Antananarivo, 18 Novembre, 9h45 – La peine capitale prononcée contre l’ex-dirigeante du Bangladesh. Le verdict a été rendu ce lundi par un collège de trois juges issus du Tribunal pénal international et de la cour nationale bangladaise compétente en matière de crimes de guerre. L’ancienne Première ministre Sheikh Hasina, jugée en absence depuis son exil en Inde, a été reconnue coupable de crimes contre l’humanité pour avoir incité et ordonné la répression meurtrière des manifestations de l’été 2024 qui ont provoqué sa chute.
Cette décision intervient après un procès médiatique que l’ex-dirigeante de 78 ans a toujours qualifié de “procès politique”, rejetant en bloc des accusations qu’elle estime infondées.
La crise a éclaté en juillet et août 2024 lorsque des manifestations antigouvernementales, initialement pacifiques, se sont transformées en un mouvement massif réclamant son départ. La répression gouvernementale a été violente, faisant au moins 1 400 morts, majoritairement des civils, selon le bilan des Nations unies. Contrainte de fuir le pays par hélicoptère après quinze ans d’un règne sans partage, Sheikh Hasina a laissé derrière elle un pays profondément divisé.
Le procureur Tajul Islam a défendu la peine capitale, arguant que pour 1 400 meurtres, elle l’a méritée “1 400 fois”. Ce verdict historique survient dans un contexte de fortes tensions politiques, à seulement trois mois d’élections législatives cruciales. Le parti de Sheikh Hasina, la Ligue Awami, victorieux d’élections en 2024 largement considérées comme frauduleuses, a depuis été interdit par le gouvernement intérimaire de Muhammad Yunus.
En réaction, le fils de l’ancienne Première ministre a menacé de bloquer le scrutin, faisant planer le risque de nouvelles violences. En prévision de l’annonce du verdict, la capitale Dacca était placée sous haute surveillance, avec un déploiement massif de forces de sécurité. L’affaire ne se limite pas à ce seul procès. L’ancien ministre de l’Intérieur Asaduzzaman Khan Kamal a également été condamné à mort.
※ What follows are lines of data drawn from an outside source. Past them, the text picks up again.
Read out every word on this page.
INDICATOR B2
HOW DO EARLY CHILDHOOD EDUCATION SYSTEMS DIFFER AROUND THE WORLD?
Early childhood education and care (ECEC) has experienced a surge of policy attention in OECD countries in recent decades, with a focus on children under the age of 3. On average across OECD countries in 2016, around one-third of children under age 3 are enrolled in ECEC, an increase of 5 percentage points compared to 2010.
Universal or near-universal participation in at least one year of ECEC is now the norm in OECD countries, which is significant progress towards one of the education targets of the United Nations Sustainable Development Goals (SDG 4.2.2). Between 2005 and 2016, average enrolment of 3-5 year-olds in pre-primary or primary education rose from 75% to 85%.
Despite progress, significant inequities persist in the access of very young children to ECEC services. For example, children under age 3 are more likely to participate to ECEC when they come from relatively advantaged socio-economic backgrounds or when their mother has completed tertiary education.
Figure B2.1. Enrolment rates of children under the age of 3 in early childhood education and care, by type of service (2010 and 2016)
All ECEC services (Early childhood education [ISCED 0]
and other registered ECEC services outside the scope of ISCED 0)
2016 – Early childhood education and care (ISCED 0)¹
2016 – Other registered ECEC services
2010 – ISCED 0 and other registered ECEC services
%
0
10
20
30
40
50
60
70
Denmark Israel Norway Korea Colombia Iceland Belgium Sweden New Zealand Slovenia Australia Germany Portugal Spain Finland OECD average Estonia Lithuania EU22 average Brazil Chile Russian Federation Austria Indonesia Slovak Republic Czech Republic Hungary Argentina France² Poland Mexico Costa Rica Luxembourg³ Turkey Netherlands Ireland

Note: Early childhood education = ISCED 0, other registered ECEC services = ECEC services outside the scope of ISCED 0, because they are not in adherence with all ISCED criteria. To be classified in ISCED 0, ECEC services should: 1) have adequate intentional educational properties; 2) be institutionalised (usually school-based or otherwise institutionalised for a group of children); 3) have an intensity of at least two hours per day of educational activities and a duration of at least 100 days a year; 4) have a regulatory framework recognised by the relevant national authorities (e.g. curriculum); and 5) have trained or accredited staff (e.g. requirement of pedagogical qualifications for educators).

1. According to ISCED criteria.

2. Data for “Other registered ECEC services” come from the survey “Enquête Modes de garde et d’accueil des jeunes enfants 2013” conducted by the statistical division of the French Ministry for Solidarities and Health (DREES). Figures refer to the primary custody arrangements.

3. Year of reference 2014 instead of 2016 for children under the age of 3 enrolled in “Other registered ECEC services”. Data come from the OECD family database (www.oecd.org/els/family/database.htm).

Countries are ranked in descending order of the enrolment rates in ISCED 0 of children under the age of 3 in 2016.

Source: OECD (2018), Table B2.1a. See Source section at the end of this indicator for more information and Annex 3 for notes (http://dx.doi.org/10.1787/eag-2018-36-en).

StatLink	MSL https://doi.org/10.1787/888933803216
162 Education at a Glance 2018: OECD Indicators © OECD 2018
Le parcours politique de Sheikh Hasina est marqué par la tragédie et le pouvoir. Fille du père fondateur du Bangladesh, Hasina et sa sœur ont été contraintes à un long exil, suite au coup d’État militaire de 1975, au cours duquel son père, sa mère et ses trois frères ont été assassinés. Après des années d’opposition politique, elle est devenue Première ministre pour la première fois en 1996. Elle a exercé cette fonction pendant un mandat, puis est revenue au pouvoir en 2008, dirigeant le Bangladesh avec sa Ligue Awami jusqu’à sa chute en 2024.